The tribes then attack the outpost now that the military's numbers have been reduced. The tribe sets fire to the fort's telegraph pole, before a distress message can be sent out. Lieut. White rides to the next fort seeking aid while the battle rages on.

The colonel's daughter asks for help as Sky Star's health falters, and the colonel plans to stall until reinforcements arrive. Waving white flags, the colonel tells the Sioux chief that they are holding Sky Star hostage, and that they will kill her if they continue to attack.

The chief asks to hear his daughter speak as proof that she is there. The colonel and his daughter go to retrieve Sky Star from her sick bed only to find her dead. The colonel then tells the chief that they do not have his daughter, and the fighting resumes.
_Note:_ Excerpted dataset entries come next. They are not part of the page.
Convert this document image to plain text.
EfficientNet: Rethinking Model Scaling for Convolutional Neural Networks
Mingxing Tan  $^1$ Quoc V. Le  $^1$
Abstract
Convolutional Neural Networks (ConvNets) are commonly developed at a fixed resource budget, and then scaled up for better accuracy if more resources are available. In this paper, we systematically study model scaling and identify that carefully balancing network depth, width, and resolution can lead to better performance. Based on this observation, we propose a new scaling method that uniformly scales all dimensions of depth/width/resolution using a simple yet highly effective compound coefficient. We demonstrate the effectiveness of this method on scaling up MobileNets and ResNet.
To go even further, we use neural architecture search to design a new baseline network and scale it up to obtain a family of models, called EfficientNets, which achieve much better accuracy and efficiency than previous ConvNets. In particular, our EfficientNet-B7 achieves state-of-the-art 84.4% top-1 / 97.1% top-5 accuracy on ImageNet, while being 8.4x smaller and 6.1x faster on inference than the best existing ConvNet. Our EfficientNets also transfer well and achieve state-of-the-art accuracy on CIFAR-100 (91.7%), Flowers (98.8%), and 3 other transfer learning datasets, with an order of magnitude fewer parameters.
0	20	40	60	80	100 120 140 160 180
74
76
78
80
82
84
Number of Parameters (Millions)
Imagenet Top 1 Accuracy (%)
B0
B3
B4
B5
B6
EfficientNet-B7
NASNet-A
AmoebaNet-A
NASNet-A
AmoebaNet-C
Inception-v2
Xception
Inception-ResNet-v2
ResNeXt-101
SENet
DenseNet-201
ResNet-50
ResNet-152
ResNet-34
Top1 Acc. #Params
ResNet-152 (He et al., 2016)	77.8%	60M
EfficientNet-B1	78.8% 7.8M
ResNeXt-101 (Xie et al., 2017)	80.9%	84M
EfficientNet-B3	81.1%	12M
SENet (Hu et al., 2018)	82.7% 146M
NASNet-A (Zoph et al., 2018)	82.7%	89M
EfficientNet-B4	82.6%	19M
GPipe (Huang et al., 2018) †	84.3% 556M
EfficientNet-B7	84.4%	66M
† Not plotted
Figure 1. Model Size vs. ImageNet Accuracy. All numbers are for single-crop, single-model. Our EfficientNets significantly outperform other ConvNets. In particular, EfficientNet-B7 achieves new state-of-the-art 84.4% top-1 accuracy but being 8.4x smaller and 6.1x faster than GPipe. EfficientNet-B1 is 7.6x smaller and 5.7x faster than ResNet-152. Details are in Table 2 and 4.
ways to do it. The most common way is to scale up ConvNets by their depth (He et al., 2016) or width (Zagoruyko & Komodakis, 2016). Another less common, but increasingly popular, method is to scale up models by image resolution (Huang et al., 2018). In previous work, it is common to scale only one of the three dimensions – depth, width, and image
The colonel finds himself with one bullet remaining, and his daughter begs him to kill her. Just before he is about to shoot, Lieut. White returns with reinforcements. Lieut. White and the colonel's daughter reunite, and the battle is won by the US military.

== Cast ==
- Art Acord as Telegrapher
- William Eagle Shirt as The Sioux Chief
- Francis Ford as Colonel James Bryson
- Ethel Grandin as Colonel Bryson's Daughter
- Ann Little as Sky Star
- Ray Myers as Lieutenant White

== Production ==
Thomas H. Ince rented the Millers Bros. 101 Ranch Real Wild West Show, to lend an "authenticity" to the film. The show's cowboys, buffalo, and Oglala Sioux were used in several of Ince's films (notably, War on the Plains). Ince brought the traveling show to a leased area in Santa Monica meant to mimic the Dakotas that would come to be known as "Inceville".

==Availability==
The film was preserved by the Library of Congress and released by the National Film Preservation Foundation as part of the DVD box set More Treasures from American Film Archives, 1894-1931 in 2004.

== Reception ==
Writing for The Moving Picture World in 1912, Louis Reeves Harrison called the film "an absorbing picture of dramatic conflict . . . the top of its kind, from an artistic point of view", and expressed that the cinematography was similar "to the best photography as applied to still life, with far greater emotional effects".

University of California, Davis professor Scott Simmon wrote of The Invaders "Even with its straight-forward visual style, it manages to dramatize quite complexly the conflicts and guilts of American history. The result is arguably the first great Western".